Al procurar hacer perder el equilibrio al contrario, un jefe no debe correr idéntico peligro. Necesita estar dotado de esa cualidad que Voltaire consideraba la piedra angular de los éxitos de Marlborough: «tranquilo valor en medio de un tumulto, y serenidad frente al peligro, es decir, lo que los ingleses denominan sangre fría». Pero debe añadirse ese concepto que los franceses describen perfectamente en una frase: le sens du practicable. El sentido de lo posible y de lo que no lo es, tanto en cuestiones tácticas como administrativas. La combinación de ambos factores puede quedar resumida en la facultad de un cálculo frío y realista. La senda de la Historia está sembrada de restos de planes, perfectamente calculados, pero que no triunfaron por falta de aquellas cualidades.

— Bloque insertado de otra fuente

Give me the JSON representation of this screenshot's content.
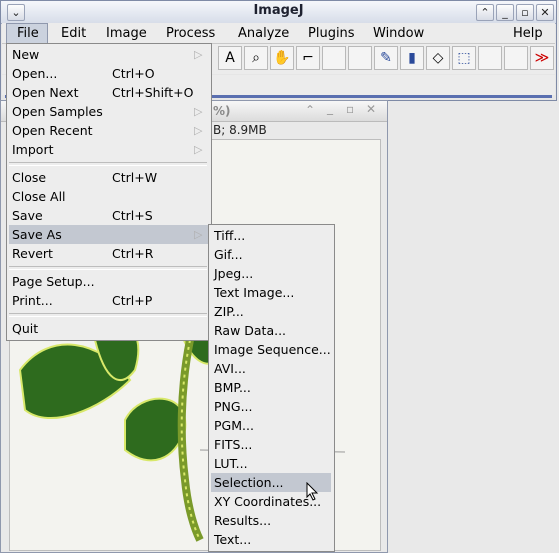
{
  "window": {
    "title": "ImageJ",
    "controls": [
      "v",
      "^",
      "_",
      "[]",
      "x"
    ]
  },
  "menubar": {
    "items": [
      "File",
      "Edit",
      "Image",
      "Process",
      "Analyze",
      "Plugins",
      "Window",
      "Help"
    ]
  },
  "toolbar": {
    "tools": [
      "text-icon",
      "magnifier-icon",
      "hand-icon",
      "dropper-icon",
      "pencil-icon",
      "brush-icon",
      "eraser-icon",
      "fill-icon",
      "more-icon"
    ],
    "tool_glyphs": [
      "A",
      "🔍",
      "✋",
      "⌐",
      "✎",
      "▮",
      "◇",
      "⬚",
      "≫"
    ]
  },
  "image_window": {
    "title_fragment": "%)",
    "subtitle": "B; 8.9MB"
  },
  "file_menu": {
    "items": [
      {
        "label": "New",
        "shortcut": "",
        "submenu": true
      },
      {
        "label": "Open...",
        "shortcut": "Ctrl+O",
        "submenu": false
      },
      {
        "label": "Open Next",
        "shortcut": "Ctrl+Shift+O",
        "submenu": false
      },
      {
        "label": "Open Samples",
        "shortcut": "",
        "submenu": true
      },
      {
        "label": "Open Recent",
        "shortcut": "",
        "submenu": true
      },
      {
        "label": "Import",
        "shortcut": "",
        "submenu": true
      },
      {
        "label": "Close",
        "shortcut": "Ctrl+W",
        "submenu": false
      },
      {
        "label": "Close All",
        "shortcut": "",
        "submenu": false
      },
      {
        "label": "Save",
        "shortcut": "Ctrl+S",
        "submenu": false
      },
      {
        "label": "Save As",
        "shortcut": "",
        "submenu": true
      },
      {
        "label": "Revert",
        "shortcut": "Ctrl+R",
        "submenu": false
      },
      {
        "label": "Page Setup...",
        "shortcut": "",
        "submenu": false
      },
      {
        "label": "Print...",
        "shortcut": "Ctrl+P",
        "submenu": false
      },
      {
        "label": "Quit",
        "shortcut": "",
        "submenu": false
      }
    ],
    "highlighted": "Save As"
  },
  "save_as_menu": {
    "items": [
      "Tiff...",
      "Gif...",
      "Jpeg...",
      "Text Image...",
      "ZIP...",
      "Raw Data...",
      "Image Sequence...",
      "AVI...",
      "BMP...",
      "PNG...",
      "PGM...",
      "FITS...",
      "LUT...",
      "Selection...",
      "XY Coordinates...",
      "Results...",
      "Text..."
    ],
    "highlighted": "Selection..."
  }
}
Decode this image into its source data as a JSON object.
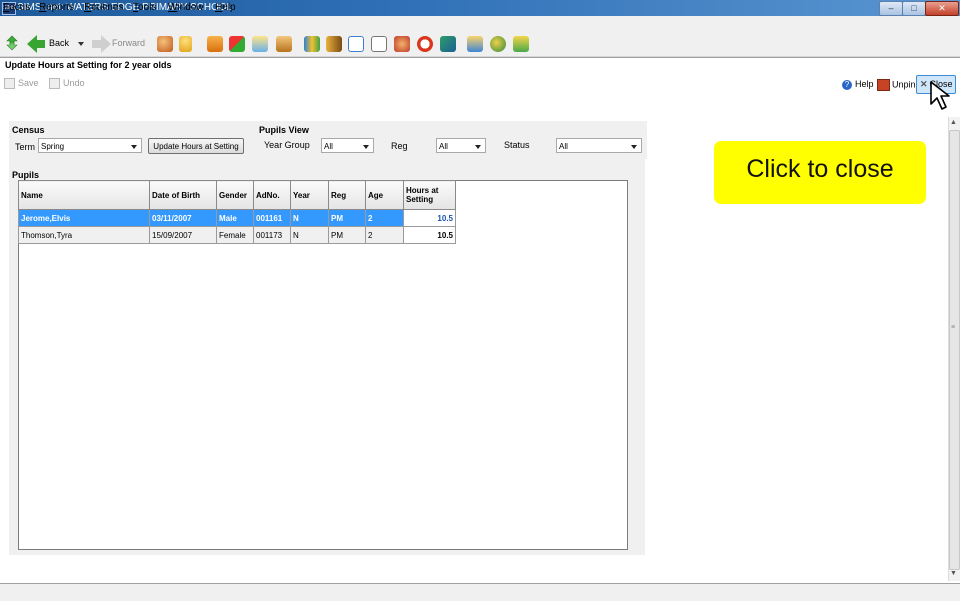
{
  "window": {
    "app_icon_text": "SIMS",
    "title": "SIMS .net: WATERS EDGE PRIMARY SCHOOL",
    "controls": {
      "minimize": "–",
      "maximize": "□",
      "close": "✕"
    }
  },
  "menu": [
    {
      "first": "F",
      "rest": "ocus"
    },
    {
      "first": "R",
      "rest": "eports"
    },
    {
      "first": "R",
      "rest": "outines"
    },
    {
      "first": "T",
      "rest": "ools"
    },
    {
      "first": "W",
      "rest": "indow"
    },
    {
      "first": "H",
      "rest": "elp"
    }
  ],
  "toolbar": {
    "back_label": "Back",
    "forward_label": "Forward",
    "icons": [
      "people-icon",
      "person-icon",
      "book-icon",
      "flag-icon",
      "folder-icon",
      "person-card-icon",
      "books-icon",
      "notebook-icon",
      "document-icon",
      "edit-icon",
      "group-icon",
      "clock-icon",
      "cube-icon",
      "export-icon",
      "globe-icon",
      "report-icon"
    ]
  },
  "page": {
    "title": "Update Hours at Setting for 2 year olds",
    "save_label": "Save",
    "undo_label": "Undo",
    "help_label": "Help",
    "unpin_label": "Unpin",
    "close_label": "Close"
  },
  "census": {
    "title": "Census",
    "term_label": "Term",
    "term_value": "Spring",
    "update_button": "Update Hours at Setting"
  },
  "pupils_view": {
    "title": "Pupils View",
    "year_group_label": "Year Group",
    "year_group_value": "All",
    "reg_label": "Reg",
    "reg_value": "All",
    "status_label": "Status",
    "status_value": "All"
  },
  "pupils": {
    "title": "Pupils",
    "columns": [
      "Name",
      "Date of Birth",
      "Gender",
      "AdNo.",
      "Year",
      "Reg",
      "Age",
      "Hours at Setting"
    ],
    "rows": [
      [
        "Jerome,Elvis",
        "03/11/2007",
        "Male",
        "001161",
        "N",
        "PM",
        "2",
        "10.5"
      ],
      [
        "Thomson,Tyra",
        "15/09/2007",
        "Female",
        "001173",
        "N",
        "PM",
        "2",
        "10.5"
      ]
    ],
    "selected_row": 0
  },
  "callout": {
    "text": "Click to close"
  }
}
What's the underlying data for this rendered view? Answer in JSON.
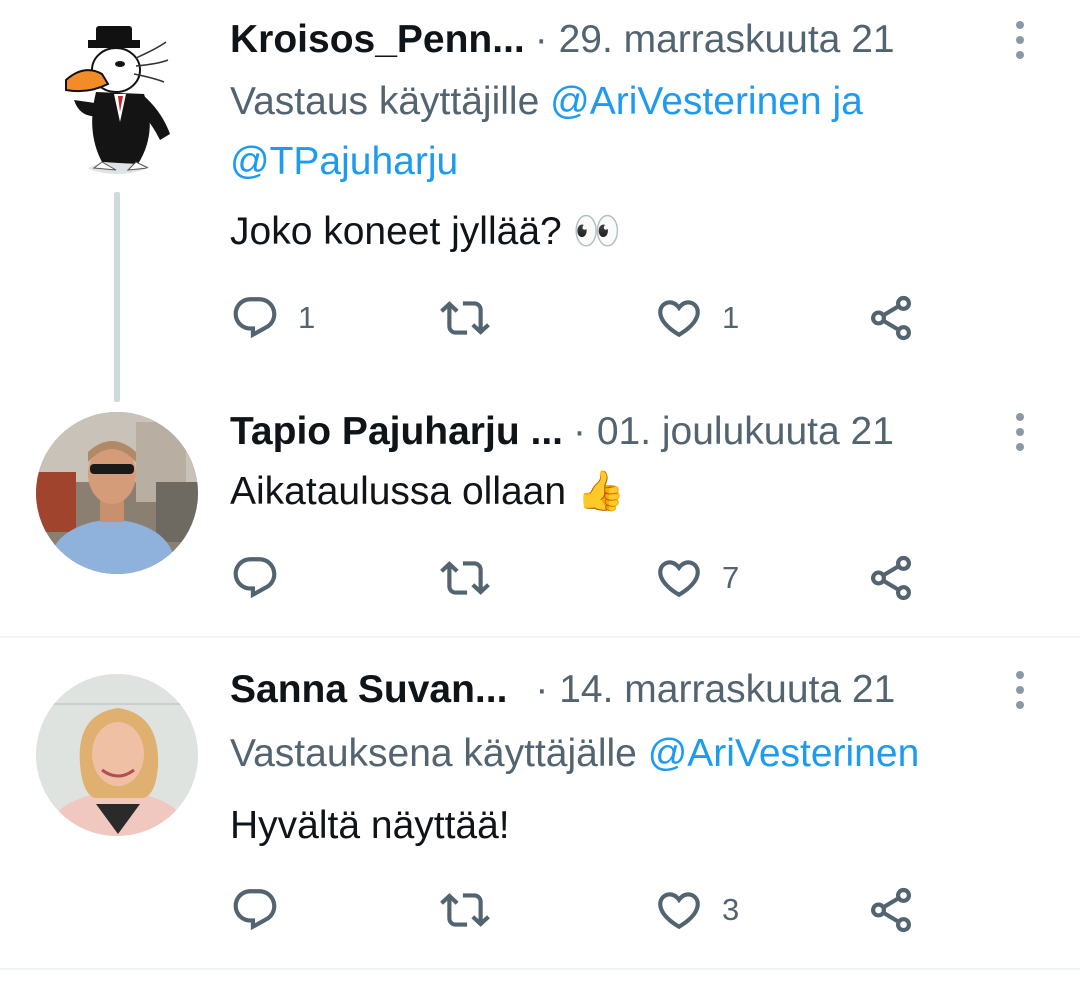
{
  "tweets": [
    {
      "author": "Kroisos_Penn...",
      "date": "· 29. marraskuuta 21",
      "reply_prefix": "Vastaus käyttäjille",
      "reply_mention_1": "@AriVesterinen",
      "reply_joiner": "ja",
      "reply_mention_2": "@TPajuharju",
      "text": "Joko koneet jyllää?",
      "emoji": "👀",
      "replies": "1",
      "retweets": "",
      "likes": "1"
    },
    {
      "author": "Tapio Pajuharju ...",
      "date": "· 01. joulukuuta 21",
      "text": "Aikataulussa ollaan",
      "emoji": "👍",
      "replies": "",
      "retweets": "",
      "likes": "7"
    },
    {
      "author": "Sanna Suvan...",
      "date": "· 14. marraskuuta 21",
      "reply_prefix": "Vastauksena käyttäjälle",
      "reply_mention_1": "@AriVesterinen",
      "text": "Hyvältä näyttää!",
      "replies": "",
      "retweets": "",
      "likes": "3"
    }
  ],
  "icons": {
    "reply": "reply-icon",
    "retweet": "retweet-icon",
    "like": "heart-icon",
    "share": "share-icon",
    "more": "more-vertical-icon"
  },
  "colors": {
    "text": "#0f1419",
    "secondary": "#536471",
    "link": "#1d9bf0",
    "icon": "#536471",
    "divider": "#eff3f4"
  }
}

Aun añadiremos más, por lo que a Rommel respecta. Junto a un valor a toda prueba, poseía ese temperamento propio de los artistas, que los lleva desde el mayor entusiasmo a la depresión más absoluta. Sus cartas lo demuestran claramente. Con frecuencia era criticado en los círculos militares alemanes, incluyendo el suyo propio, por no tener demasiado en cuenta las dificultades del aprovisionamiento, e intentar operaciones estratégicas de mayor alcance que el permitido por la administración. En algunas ocasiones tal parecer queda corroborado por el resultado final. Sin embargo, y según muestra el diario, los riesgos corridos habían sido objeto de un cálculo más profundo que el que a primera vista parece. Solía pedir más de lo que la Intendencia estaba dispuesta a conceder, con el fin de obtener al menos lo necesario para su estrategia. Aunque ésta no funcionara a veces según sus pronósticos, resulta asombroso lo que en ocasiones pudo lograr de la administración, consiguiendo resultados que de otro modo no hubieran sido factibles.

Finalmente, y por encima de las otras cualidades que determinan al jefe nato, se encuentra la de poseer dotes de mando. Ésta es la dínamo que mueve el vehículo de las batallas, y sin la cual de nada serviría la habilidad del conductor. Gracias a la influencia de una dirección eficaz, las tropas rinden, a veces, más de lo que pudiera imaginarse, destruyendo los cálculos «normales» del enemigo.

No existe duda de que Rommel poseía dicho don, en grado sumo, mereciendo el calificativo de «Gran Capitán» con que se le distingue. Aunque exasperara a los oficiales de Estado Mayor, era adorado por sus soldados, y lo que consiguió de ellos en momentos cruciales es algo que sobrepasa a cuanto se pudiera imaginar.